Traynor: The best standout example is episode two, where Henry’s doing the reveal of the Commander—who’s his father. The show is very grounded—people talking numbers, all the office drama—and suddenly we’re introducing this wildly different style where there’s a ghost. We found a way to bring it in that wasn’t cliché and didn’t hit too many tropes. Going back to emotion: the reveal is with Henry as he’s feeling it. Henry is partying in the bar with the Commander the whole night. They go outside and there’s a beat with some silence. They’re talking about seeing each other again. The Commander says something to the effect of, “You will see me again—you’ll see me soon.” Then he reveals his neck to him, and you realize, “Oh, this is his dead father.” “Seeing him again” means you’re going to kill yourself the way I killed myself—on your 40th birthday. Then we go into the realization. Hopefully there’s a bit of a “what the fuck” moment for the audience—“What does that mean? Who is this person?”—and we just stay in the emotion of that. Henry stumbles back to the mansion. He doesn’t quite know what he’s doing—totally discombobulated. He goes into the garage, gets in the car, starts the engine; he’s about to kill himself. Then we get the past—then we get the realization of it. It’s staying with Henry’s emotion rather than revealing a bunch of stuff for the audience that Henry then feels. It’s the opposite: he feels it, then we see it.
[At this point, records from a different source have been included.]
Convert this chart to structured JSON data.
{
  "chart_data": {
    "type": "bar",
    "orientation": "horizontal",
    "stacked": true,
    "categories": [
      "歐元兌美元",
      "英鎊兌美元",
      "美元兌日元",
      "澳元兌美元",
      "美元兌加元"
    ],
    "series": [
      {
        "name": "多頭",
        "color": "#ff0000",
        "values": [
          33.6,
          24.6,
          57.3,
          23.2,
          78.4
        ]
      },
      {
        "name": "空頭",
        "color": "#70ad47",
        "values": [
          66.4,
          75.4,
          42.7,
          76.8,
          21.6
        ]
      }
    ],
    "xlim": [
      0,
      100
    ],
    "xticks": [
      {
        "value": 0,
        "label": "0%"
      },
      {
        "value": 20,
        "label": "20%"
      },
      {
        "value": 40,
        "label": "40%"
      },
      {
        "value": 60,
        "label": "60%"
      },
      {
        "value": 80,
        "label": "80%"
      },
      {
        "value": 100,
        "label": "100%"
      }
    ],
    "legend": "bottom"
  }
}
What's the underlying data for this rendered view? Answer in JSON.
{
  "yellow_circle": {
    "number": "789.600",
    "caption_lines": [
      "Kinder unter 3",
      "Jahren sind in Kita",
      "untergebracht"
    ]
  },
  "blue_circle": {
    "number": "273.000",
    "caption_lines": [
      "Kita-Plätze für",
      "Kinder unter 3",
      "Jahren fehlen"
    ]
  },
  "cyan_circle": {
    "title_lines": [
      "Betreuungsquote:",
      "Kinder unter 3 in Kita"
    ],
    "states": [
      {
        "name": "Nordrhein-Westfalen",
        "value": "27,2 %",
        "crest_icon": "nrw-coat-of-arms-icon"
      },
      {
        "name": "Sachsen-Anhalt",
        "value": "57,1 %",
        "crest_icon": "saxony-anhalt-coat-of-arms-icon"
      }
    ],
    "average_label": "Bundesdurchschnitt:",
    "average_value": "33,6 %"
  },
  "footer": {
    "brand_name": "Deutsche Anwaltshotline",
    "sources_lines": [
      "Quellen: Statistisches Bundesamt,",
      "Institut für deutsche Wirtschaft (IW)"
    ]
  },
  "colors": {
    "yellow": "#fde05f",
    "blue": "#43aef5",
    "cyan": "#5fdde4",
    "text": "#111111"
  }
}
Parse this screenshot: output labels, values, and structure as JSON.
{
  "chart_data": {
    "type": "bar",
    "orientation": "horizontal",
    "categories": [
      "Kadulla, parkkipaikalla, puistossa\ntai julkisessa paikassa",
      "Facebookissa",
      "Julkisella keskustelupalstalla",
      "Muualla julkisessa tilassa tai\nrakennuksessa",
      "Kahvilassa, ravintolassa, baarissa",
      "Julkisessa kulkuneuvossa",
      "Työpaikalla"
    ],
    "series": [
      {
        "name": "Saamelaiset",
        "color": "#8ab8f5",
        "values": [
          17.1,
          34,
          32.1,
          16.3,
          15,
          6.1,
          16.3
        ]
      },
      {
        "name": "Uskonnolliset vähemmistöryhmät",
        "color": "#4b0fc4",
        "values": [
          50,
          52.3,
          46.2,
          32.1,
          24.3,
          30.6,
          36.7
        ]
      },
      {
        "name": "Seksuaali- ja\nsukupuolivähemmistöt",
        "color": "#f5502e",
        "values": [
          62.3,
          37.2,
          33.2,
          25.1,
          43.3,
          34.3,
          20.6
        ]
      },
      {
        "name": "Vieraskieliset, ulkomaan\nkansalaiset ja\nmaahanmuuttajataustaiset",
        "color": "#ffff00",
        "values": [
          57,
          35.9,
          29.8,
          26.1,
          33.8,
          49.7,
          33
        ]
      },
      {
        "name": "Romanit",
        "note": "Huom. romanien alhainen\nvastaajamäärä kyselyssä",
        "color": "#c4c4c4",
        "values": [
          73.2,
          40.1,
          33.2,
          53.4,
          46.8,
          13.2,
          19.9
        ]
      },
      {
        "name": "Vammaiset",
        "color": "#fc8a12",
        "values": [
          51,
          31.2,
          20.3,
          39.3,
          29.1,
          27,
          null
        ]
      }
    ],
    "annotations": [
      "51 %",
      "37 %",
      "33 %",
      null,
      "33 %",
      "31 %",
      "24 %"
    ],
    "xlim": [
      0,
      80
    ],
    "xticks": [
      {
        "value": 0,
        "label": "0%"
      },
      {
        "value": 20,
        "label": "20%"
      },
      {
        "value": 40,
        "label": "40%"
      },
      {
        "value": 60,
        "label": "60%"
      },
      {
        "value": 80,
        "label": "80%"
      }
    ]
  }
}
CineMontage: How scripted was that?
Traynor: It was scripted, but very loose. We knew we were going to see some of these beats. There are moments where childhood Henry swaps with present Henry in a couple of scenes but where and how they’d happen in that whole sequence was up to me. I found a nice piece of temp music from the movie “Flow” with these emotional builds and swells, and used that as the guide to take me through the whole piece. On something like that, you’ve got to get music in and let it reveal itself.
CineMontage: You have also taken on an associate producer role. How has that been helpful?
Traynor: It was just a natural thing that happened. When I came on in season 2, I did the last two episodes, and they trusted me immediately with the finale. In season 3, they asked me back to do the premiere, which was great. And scheduling-wise, it worked out that I could also do the last two episodes, which Mickey and Konrad were directing. Doing the bookending of season 3 gave me a nice perspective. You always have a global view when you’re working on it—everyone’s reading all the scripts, hopefully the post teams are talking, and everyone knows what’s up—but the fact that I was the one setting it up and then tying it all together at the end really helped. I was constantly checking in with everybody and making sure we were headed in the same direction—partly because that’s just a good thing to do, and partly because I was going to be picking up those pieces. So, in many ways I ended up producing post, and we just formalized that for season 4.
CineMontage: What from your background do you think you brought to this project?
Traynor: I had worked on “House of Cards.” Being in that Fincher world really helped—an awareness of two people in a room, sharp dialogue firing back and forth. That really informed things. I like cutting drama—it’s my favorite thing to cut—but “Industry” has comedy, wackiness, all kinds of good stuff. It ended up being a good fit.
[This post was adjusted on Feb. 20, 2026 to correct the spelling of Konrad Kay’s name.]